Reply as JSON: { "score": number, "reason": string }
Source: ${source}
Answer: ${answer}
`;LLM judges are useful but not free of judgement themselves, so keep them honest:
- Give a narrow, specific rubric. "Rate the quality 1–10" produces noise. "Does every claim trace to the source, yes or no" produces signal.
- Judge one dimension at a time. Faithfulness and tone are different questions; a single blended score hides which one moved.
- Spot-check the judge against a human. Periodically have a person grade the same cases and confirm the judge agrees. A judge you never audit is just a second unmeasured system.
Wire it into the workflow, or it won't happen
An eval set that lives in someone's notebook and gets run twice a year is theatre. The value comes from making it routine: run the evals before any prompt or model change ships, compare against the last known score, and treat a regression the way you'd treat a failing test.

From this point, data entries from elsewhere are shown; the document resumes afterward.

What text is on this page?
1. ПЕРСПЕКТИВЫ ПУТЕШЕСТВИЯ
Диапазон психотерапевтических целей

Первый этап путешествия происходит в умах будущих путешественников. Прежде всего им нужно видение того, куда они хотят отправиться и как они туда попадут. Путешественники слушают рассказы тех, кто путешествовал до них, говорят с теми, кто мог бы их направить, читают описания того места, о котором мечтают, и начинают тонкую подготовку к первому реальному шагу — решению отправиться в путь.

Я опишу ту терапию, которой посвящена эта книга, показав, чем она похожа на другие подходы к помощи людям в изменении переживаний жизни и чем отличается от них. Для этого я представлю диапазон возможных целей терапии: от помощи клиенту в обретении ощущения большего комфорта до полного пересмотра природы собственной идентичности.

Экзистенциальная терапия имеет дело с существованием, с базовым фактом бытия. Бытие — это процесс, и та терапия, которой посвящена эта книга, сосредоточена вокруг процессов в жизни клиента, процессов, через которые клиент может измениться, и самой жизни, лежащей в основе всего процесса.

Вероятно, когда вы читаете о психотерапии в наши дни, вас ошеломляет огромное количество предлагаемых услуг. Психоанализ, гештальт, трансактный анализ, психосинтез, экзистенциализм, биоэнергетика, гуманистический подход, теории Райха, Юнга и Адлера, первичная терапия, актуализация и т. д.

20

change prompt / model ─▶ run evals ─▶ score vs baseline ─┬─ better/equal ─▶ ship
└─ regressed ────▶ stopOnce this loop exists, everything about the project changes. You can upgrade to a newer model and know whether it's actually better for your task, not just newer. You can let someone edit prompts without fear, because a regression gets caught before users do. You can tell a client "it's 91% accurate on our test set, here are the cases it still gets wrong" instead of "it seems to work well." That sentence is the whole difference between a demo and a product.
The honest payoff
Evaluation isn't glamorous. It's a spreadsheet of examples and a script that counts. But it's the thing that converts an AI feature from a hopeful gamble into something you can improve deliberately, defend confidently, and operate safely.
The teams whose AI features quietly get better over time all have one thing in common, and it isn't a better model or a cleverer prompt. It's that they can measure, so they can improve. Everyone else is still shipping vibes — and finding out what broke from their users.